Reid Hoffman is done watching Silicon Valley tiptoe around the White House. The LinkedIn co-founder and venture capitalist just issued a blunt challenge to his fellow tech moguls: stop bending the knee to President Trump and start using your power. His call comes as tech leaders issue carefully worded statements about recent Border Patrol killings while simultaneously attending Trump administration events. Hoffman's message is clear - neutrality isn't neutral anymore, it's a choice with consequences.
Reid Hoffman isn't mincing words anymore. The LinkedIn co-founder and Greylock Partners investor just threw down a gauntlet to Silicon Valley's power brokers, telling them to stop placating President Trump and start wielding their influence. "We in Silicon Valley can't bend the knee to Trump," Hoffman wrote in an opinion column for The San Francisco Standard. "Hope without action is not a strategy - it's an invitation for Trump to trample whatever he can see, including our own business and security interests."

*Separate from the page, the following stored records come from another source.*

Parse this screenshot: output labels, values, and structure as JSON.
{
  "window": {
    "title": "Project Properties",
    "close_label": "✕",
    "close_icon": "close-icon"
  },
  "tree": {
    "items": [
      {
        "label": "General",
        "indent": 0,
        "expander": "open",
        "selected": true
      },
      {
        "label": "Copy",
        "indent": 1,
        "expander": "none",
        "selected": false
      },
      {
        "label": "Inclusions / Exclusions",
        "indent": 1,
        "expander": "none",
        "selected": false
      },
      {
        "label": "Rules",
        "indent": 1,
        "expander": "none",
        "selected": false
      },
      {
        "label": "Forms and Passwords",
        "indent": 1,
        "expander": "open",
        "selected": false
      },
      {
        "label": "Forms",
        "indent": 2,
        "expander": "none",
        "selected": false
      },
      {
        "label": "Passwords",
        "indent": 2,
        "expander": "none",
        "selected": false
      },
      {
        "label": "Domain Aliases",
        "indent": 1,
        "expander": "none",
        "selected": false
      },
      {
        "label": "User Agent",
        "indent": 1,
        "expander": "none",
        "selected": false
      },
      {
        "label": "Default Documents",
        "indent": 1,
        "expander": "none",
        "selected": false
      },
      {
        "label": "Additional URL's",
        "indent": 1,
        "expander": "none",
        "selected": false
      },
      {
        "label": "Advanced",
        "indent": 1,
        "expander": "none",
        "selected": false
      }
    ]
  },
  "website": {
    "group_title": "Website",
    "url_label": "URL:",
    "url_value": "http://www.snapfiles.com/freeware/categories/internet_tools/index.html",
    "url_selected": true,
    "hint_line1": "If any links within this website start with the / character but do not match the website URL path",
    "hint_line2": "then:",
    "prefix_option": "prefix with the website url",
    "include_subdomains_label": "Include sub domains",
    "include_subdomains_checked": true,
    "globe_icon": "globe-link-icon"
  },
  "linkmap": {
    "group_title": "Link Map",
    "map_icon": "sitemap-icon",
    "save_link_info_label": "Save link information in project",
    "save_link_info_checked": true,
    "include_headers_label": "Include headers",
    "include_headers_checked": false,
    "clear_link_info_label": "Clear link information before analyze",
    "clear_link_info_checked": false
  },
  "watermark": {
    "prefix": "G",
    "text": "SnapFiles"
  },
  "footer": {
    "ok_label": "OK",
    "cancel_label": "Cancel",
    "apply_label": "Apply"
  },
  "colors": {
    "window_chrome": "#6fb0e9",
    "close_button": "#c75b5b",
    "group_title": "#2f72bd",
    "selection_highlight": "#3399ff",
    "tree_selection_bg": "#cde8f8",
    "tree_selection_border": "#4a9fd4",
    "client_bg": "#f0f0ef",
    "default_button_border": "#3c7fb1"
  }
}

The timing isn't accidental. Hoffman's challenge comes as tech's biggest names issue carefully calibrated responses to recent Border Patrol killings of two American citizens. Some CEOs condemned the violence, but many stopped short of directly criticizing the administration. That calculated distance is exactly what Hoffman wants to end.
Venture capitalist Vinod Khosla has been the loudest critic besides Hoffman, calling the White House "a conscious-less administration." But the pattern among other leaders reveals the tightrope they're walking. OpenAI CEO Sam Altman, Apple CEO Tim Cook, and Anthropic CEO Dario Amodei all expressed concern about the Border Patrol incidents - some in leaked internal memos - but quickly distanced those concerns from the president himself.